Al finalizar la jornada cultural, Vanesa Orieta, hermana de Luciano; Juan Manuel Combi, abogado de la familia Arruga; Pablo Pimentel, titular de la Asamblea Permanente de Derechos Humanos de La Matanza; y Eva Asprella, abogada del CELS; reiteraron sus reclamos.
Vanesa denunció que muchas familias que viven en barrios pobres «naturalizan el miedo a la policía y eso tiene que ver con todas las familias que sufren la violencia en los barrios».
En tanto, Juan Manuel Combi dio detalles no conocidos del caso, como que «a Luciano lo tuvieron detenido por primera vez en una cocina» y que «la primera fiscal del caso instruyó a la misma Policía para que se ocupe de la investigación».
Por su parte, Pablo Pimentel consideró que «en realidad no hubo justicia, sólo hubo escraches para que se nos escuche». Además, señaló que «Luciano es un chico que desapareció a los 16 años pero que crece cada día más».

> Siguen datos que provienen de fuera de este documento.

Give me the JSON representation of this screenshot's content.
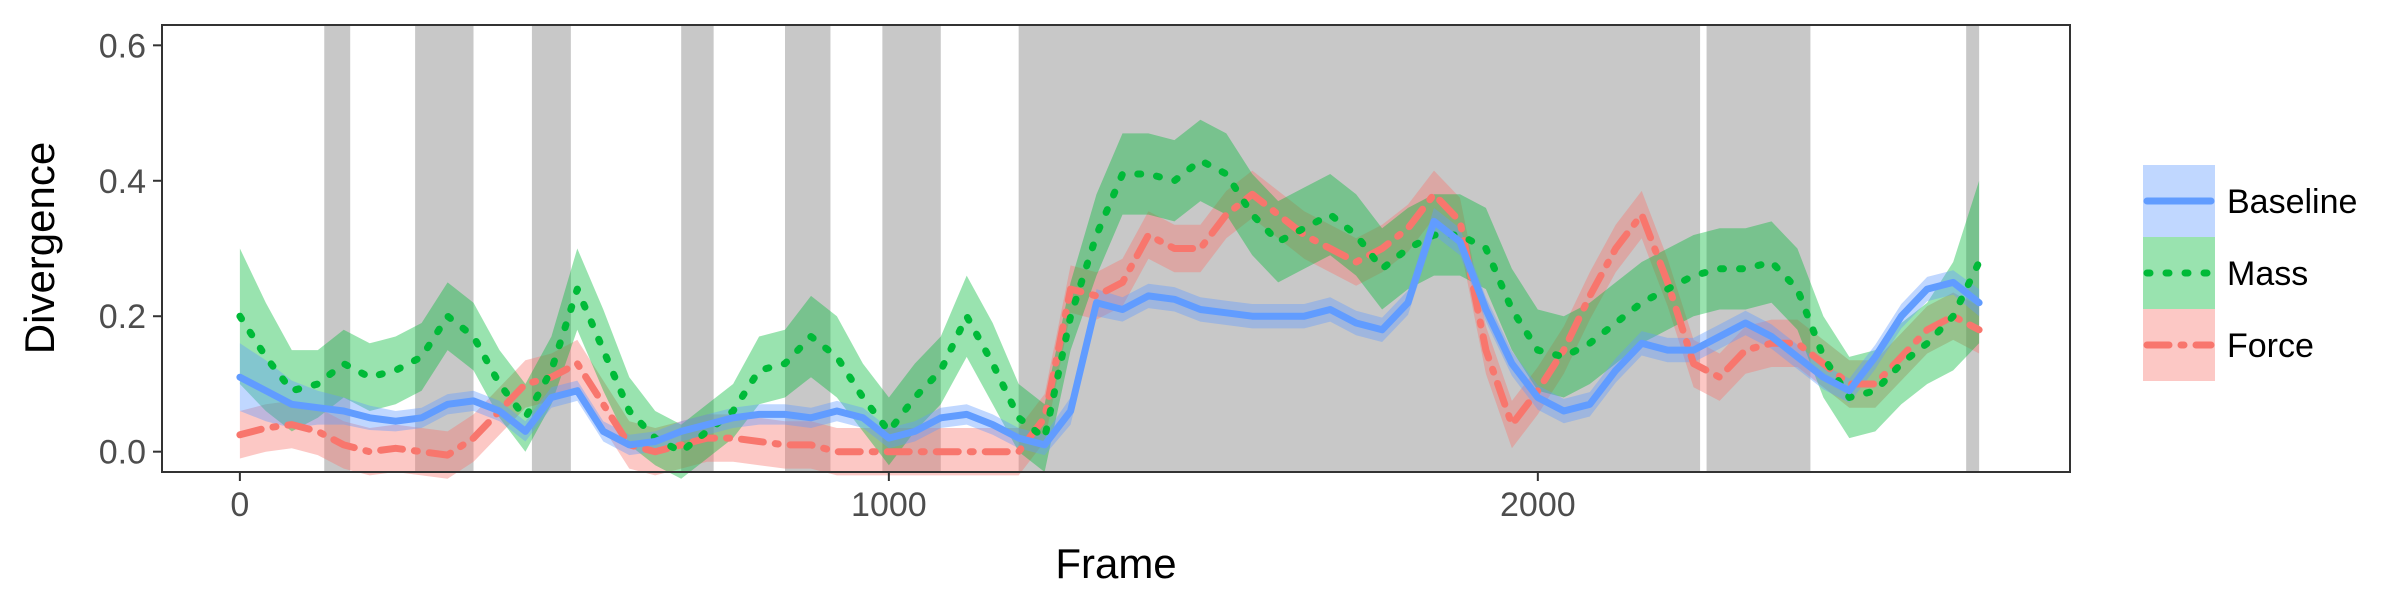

El evento cultural comenzó al mediodía en la esquina de las Avenidas San Martín y Mosconi, en Lomas del Mirador, y a pocos metros de la puerta de la casa que funcionó como destacamento policial hasta 2011, y en el que fue detenido y luego desaparecido el joven de 16 años el 30 de enero de 2009.
A nivel judicial, la Justicia de Garantías de La Matanza resolvió el 9 de enero pasado que la causa, que se investigaba como «averiguación de paradero», deberá ser girada al fuero federal para pasar a ser investigada como «desaparición forzada de persona».